Lorrie Moore (born Marie Lorena Moore on January 13, 1957 in Glens Falls, New York) is an American fiction writer known mainly for her humorous and poignant short stories.

[edit] Biography

Marie Lorena Moore was nicknamed "Lorrie" by her parents. She attended St. Lawrence University. At nineteen, she won Seventeen magazine's fiction contest. After graduating from St. Lawrence, she moved to Manhattan and worked as a paralegal for two years.

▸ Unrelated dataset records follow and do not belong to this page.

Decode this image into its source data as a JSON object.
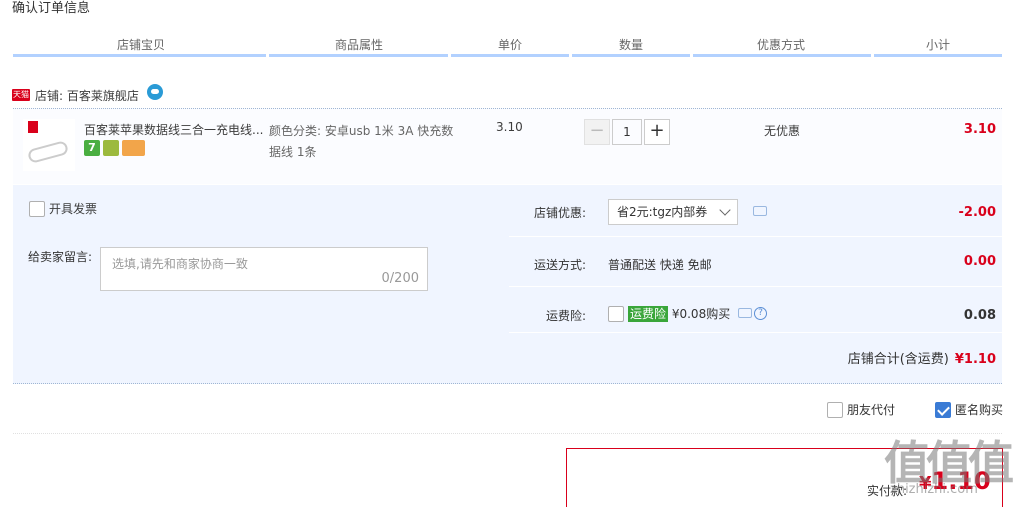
{
  "page": {
    "title": "确认订单信息"
  },
  "columns": [
    "店铺宝贝",
    "商品属性",
    "单价",
    "数量",
    "优惠方式",
    "小计"
  ],
  "shop": {
    "badge": "天猫",
    "label": "店铺: 百客莱旗舰店",
    "chat_icon": "wangwang-icon"
  },
  "item": {
    "name": "百客莱苹果数据线三合一充电线...",
    "properties": "颜色分类: 安卓usb 1米 3A 快充数据线 1条",
    "unit_price": "3.10",
    "quantity": "1",
    "minus": "−",
    "plus": "+",
    "service_badge": "7",
    "discount": "无优惠",
    "subtotal": "3.10"
  },
  "invoice": {
    "label": "开具发票",
    "checked": false
  },
  "message": {
    "label": "给卖家留言:",
    "placeholder": "选填,请先和商家协商一致",
    "counter": "0/200"
  },
  "store_discount": {
    "label": "店铺优惠:",
    "selected": "省2元:tgz内部券",
    "value": "-2.00"
  },
  "shipping": {
    "label": "运送方式:",
    "value_text": "普通配送 快递 免邮",
    "value": "0.00"
  },
  "insurance": {
    "label": "运费险:",
    "tag": "运费险",
    "text": "¥0.08购买",
    "value": "0.08",
    "help": "?"
  },
  "store_total": {
    "label": "店铺合计(含运费)",
    "value": "¥1.10"
  },
  "options": {
    "friend_pay": "朋友代付",
    "anonymous": "匿名购买",
    "anonymous_checked": true
  },
  "payment": {
    "label": "实付款:",
    "yen": "¥",
    "amount": "1.10"
  },
  "watermark": {
    "main": "值值值",
    "sub": "zhizhizhi.com"
  },
  "colors": {
    "accent_red": "#d9001b",
    "header_line": "#b2d1ff",
    "options_bg": "#f0f5ff",
    "insurance_green": "#3aa63a"
  }
}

In 1980, Moore enrolled in Cornell University's M.F.A. program. Upon graduation from Cornell, one of her teachers encouraged her to contact agent Melanie Jackson. Jackson sold her collection, Self-Help, composed almost entirely of stories from her master's thesis, to Knopf in 1983. Moore was only twenty-six years old.

She has contributed to The Paris Review and her short story collections are Like Life, Self Help, and Birds of America. Her first story to be printed in The New Yorker, "You're Ugly, Too," was later included in The Best American Short Stories of the Century, edited by John Updike. Her story "People Like That Are the Only People Here," reprinted in the annual collection The Best American Short Stories and a tale of a young child falling sick, was loosely based on events in her own life. She writes frequently about relationships and terminal illness.

Her novels are Anagrams and Who Will Run the Frog Hospital? Anagrams was optioned by Madonna for a film that was never made.

She has written a children's book entitled The Forgotten Helper. It concerns an elf whom Santa mistakenly leaves behind at the home of the worst child on his "good" list. The elf must help the child be good for the coming year so Santa will return next Christmas.

She won the 1998 O. Henry Award for her short story "People Like That Are the Only People Here" published in The New Yorker on January 27, 1997, and was elected to the American Academy of Arts and Letters in 2006. In 2004 Moore was selected as winner of the Rea Award for the Short Story, for outstanding achievement in that genre.

She is a Professor of English at the University of Wisconsin-Madison.